Residu chyme yang masuk ke usus besar mengandung air, mineral, bakteri,
dan zat lain yang tidak dicerna atau diserap saat berada di usus halus. Tidak ada
enzim pencernaan yang disekresikan oleh usus besar. Sebaliknya, bakteri usus
menguraikan molekul makanan yang tidak tercerna. Tindakan ini menghasilkan
vitamin B dan vitamin K tertentu, selain gas (kentut). Mukosa usus besar
mengeluarkan lendir dalam jumlah besar yang melumasi lapisan usus dan
mengurangi abrasi saat bahan bergerak6.
Fungsi utama usus besar adalah penyerapan air, beberapa mineral, dan
vitamin karena isinya perlahan-lahan bergerak melalui usus besar. Banyak dari
penyerapan ini terjadi sebelum chyme mencapai kolon desendens, di mana ia
membeku untuk membentuk tinja. Tinja mengandung sejumlah besar bakteri,
lendir, dan air serta molekul makanan yang tidak tercerna6.

2.2 Definisi
Abses perianal didefinisikan sebagai kumpulan nanah lokal di jaringan
perianal. Abses anorektal diklasifikasikan berdasarkan lokasinya yang
berhubungan dengan sfingter ani. Abses pada daerah perianal adalah jenis abses
yang sering terjadi dan merupakan infeksi superfisial yang berada diantara
sfingter ani interna dan eksterna dan mendekati anus. Abses yang menembus
sfingter ani eksterna disebut abses ishiorectal. Abses intersfingter yaitu infeksi
pada ruang diantara sfingter interna dan eksterna. Ketika abses memanjang
melalui dinding rektum di atas otot levator disebut abses supralevator. Abses post
anal dalam yang memanjang ke salah satu atau kedua fossa ishiorectal dinamakan
abses tapal kuda (horseshoe abscess)8.

2.3 Epidemiologi
Insiden abses perianal sekitar 68.000 hingga 96.000 kasus di Amerika Serikat
per tahun dengan prevalensi pria 3: 1 selama dekade ketiga dan keempat
kehidupan. Kondisi ini terlihat lebih banyak pada musim panas dan musim semi.
Meskipun sering menjadi perhatian pasien, data tidak mendukung bahwa ada
peningkatan risiko dari kebersihan, hubungan seks anal-reseptif, diabetes,
7

obesitas, ras, atau kebiasaan buang air besar berubah.
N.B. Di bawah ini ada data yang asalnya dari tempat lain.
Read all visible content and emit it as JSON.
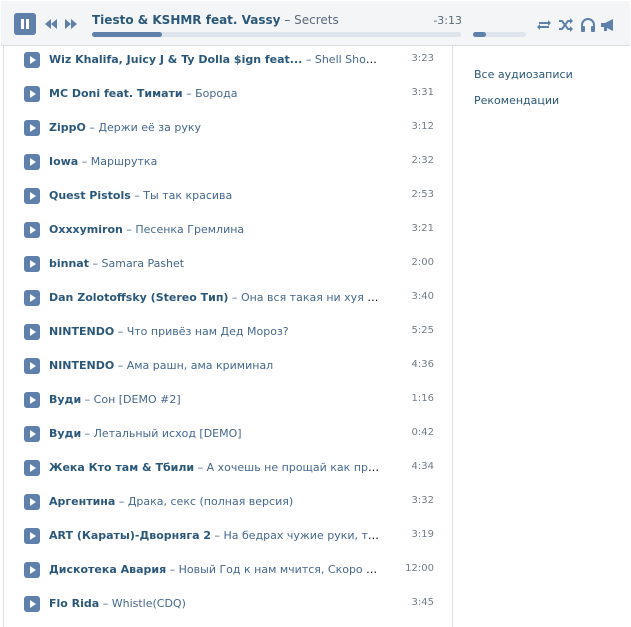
{
  "player": {
    "artist": "Tiesto & KSHMR feat. Vassy",
    "dash": " – ",
    "title": "Secrets",
    "time_remaining": "-3:13",
    "progress": 0.19,
    "volume": 0.25,
    "icons": [
      "pause-icon",
      "prev-icon",
      "next-icon",
      "repeat-icon",
      "shuffle-icon",
      "headphones-icon",
      "broadcast-icon"
    ],
    "accent_color": "#5e80aa"
  },
  "tracks": [
    {
      "artist": "Wiz Khalifa, Juicy J & Ty Dolla $ign feat...",
      "title": "Shell Shocked",
      "duration": "3:23"
    },
    {
      "artist": "MC Doni feat. Тимати",
      "title": "Борода",
      "duration": "3:31"
    },
    {
      "artist": "ZippO",
      "title": "Держи её за руку",
      "duration": "3:12"
    },
    {
      "artist": "Iowa",
      "title": "Маршрутка",
      "duration": "2:32"
    },
    {
      "artist": "Quest Pistols",
      "title": "Ты так красива",
      "duration": "2:53"
    },
    {
      "artist": "Oxxxymiron",
      "title": "Песенка Гремлина",
      "duration": "3:21"
    },
    {
      "artist": "binnat",
      "title": "Samara Pashet",
      "duration": "2:00"
    },
    {
      "artist": "Dan Zolotoffsky (Stereo Тип)",
      "title": "Она вся такая ни хуя себе ц...",
      "duration": "3:40"
    },
    {
      "artist": "NINTENDO",
      "title": "Что привёз нам Дед Мороз?",
      "duration": "5:25"
    },
    {
      "artist": "NINTENDO",
      "title": "Ама рашн, ама криминал",
      "duration": "4:36"
    },
    {
      "artist": "Вуди",
      "title": "Сон [DEMO #2]",
      "duration": "1:16"
    },
    {
      "artist": "Вуди",
      "title": "Летальный исход [DEMO]",
      "duration": "0:42"
    },
    {
      "artist": "Жека Кто там & Тбили",
      "title": "А хочешь не прощай как прежде, н...",
      "duration": "4:34"
    },
    {
      "artist": "Аргентина",
      "title": "Драка, секс (полная версия)",
      "duration": "3:32"
    },
    {
      "artist": "ART (Караты)-Дворняга 2",
      "title": "На бедрах чужие руки, ты хуже...",
      "duration": "3:19"
    },
    {
      "artist": "Дискотека Авария",
      "title": "Новый Год к нам мчится, Скоро все слу...",
      "duration": "12:00"
    },
    {
      "artist": "Flo Rida",
      "title": "Whistle(CDQ)",
      "duration": "3:45"
    }
  ],
  "sidebar": {
    "all_audio": "Все аудиозаписи",
    "recommendations": "Рекомендации"
  }
}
Gangguan tersebut
tampaknya lebih sering terjadi pada pria daripada wanita 9. Etiologi yang sering
terjadi adalah infeksi kelenjar yang timbul dari kriptus anal. Hal ini dapat
menjelaskan mengapa proporsi abses perianal dikaitkan dengan fistulain-ano baik
sejak awal atau sebagai manifestasi selanjutnya pada 26-37% kasus10.

2.4 Etiologi
Kebanyakan abses perirektal berasal dari kelenjar anal yang terinfeksi.
Kelenjar ini berada di dasar kriptus anal dan terletak di tingkat garis dentate.
Kebanyakan orang memiliki antara enam dan delapan kelenjar seperti itu, yang
meluas ke sfingter internal dan termasuk alur intersphincteric. Obstruksi kelenjar
ini menyebabkan stasis, pertumbuhan bakteri yang berlebihan, dan akhirnya abses
yang terletak di alur intersphincteric. Abses ini memiliki beberapa jalur keluar,
yang paling umum adalah ekstensi ke bawah ke anoderm (abses perianal) atau
melintasi sfingter eksternal ke dalam fosa ischiorectal (abses fossa ischiorectal)11.
Rute penyebaran yang kurang umum adalah di atas alur intersphincteric ke
ruang supralevator atau di bidang submukosa. Ketika abses dikeringkan, baik
secara pembedahan atau spontan, persistensi fokus septik dan epitelisasi saluran
pengeringan dapat terjadi dan menyebabkan fistula-in-ano kronis. Sekitar 10%
abses perirektal dianggap bukan karena kelenjar anal yang terinfeksi tetapi akibat
dari penyebab yang lebih spesifik seperti penyakit Crohn, trauma, Human
Immunodeficiency Virus, penyakit menular seksual, terapi radiasi, atau benda
asing11.
Faktor risiko dari abses anal meliputi kolitis, Inflammatory Bowel Disease:
Crohn’s disease atau kolitis ulseratif, diabetes, divertikulitis, pelvic inflammatory
disease, menjadi pasangan reseptif dalam seks anal, penggunaan obat-obatan
seperti prednison12.
8

2.5 Patofisiologi
Penyakit supuratif anorektal pada umumnya terjadi akibat infeksi pada
kelenjar anal (infeksi kriptoglandular) yang ditemukan pada bidang
intersphincteric. Duktus-duktus ini melintasi sfingter internal dan bermuara ke
dalam kriptus anal setinggi garis dentate. Infeksi pada kelenjar anus menyebabkan
pembentukan abses yang membesar dan menyebar di sepanjang salah satu dari
beberapa bidang di ruang perianal dan perirektal7.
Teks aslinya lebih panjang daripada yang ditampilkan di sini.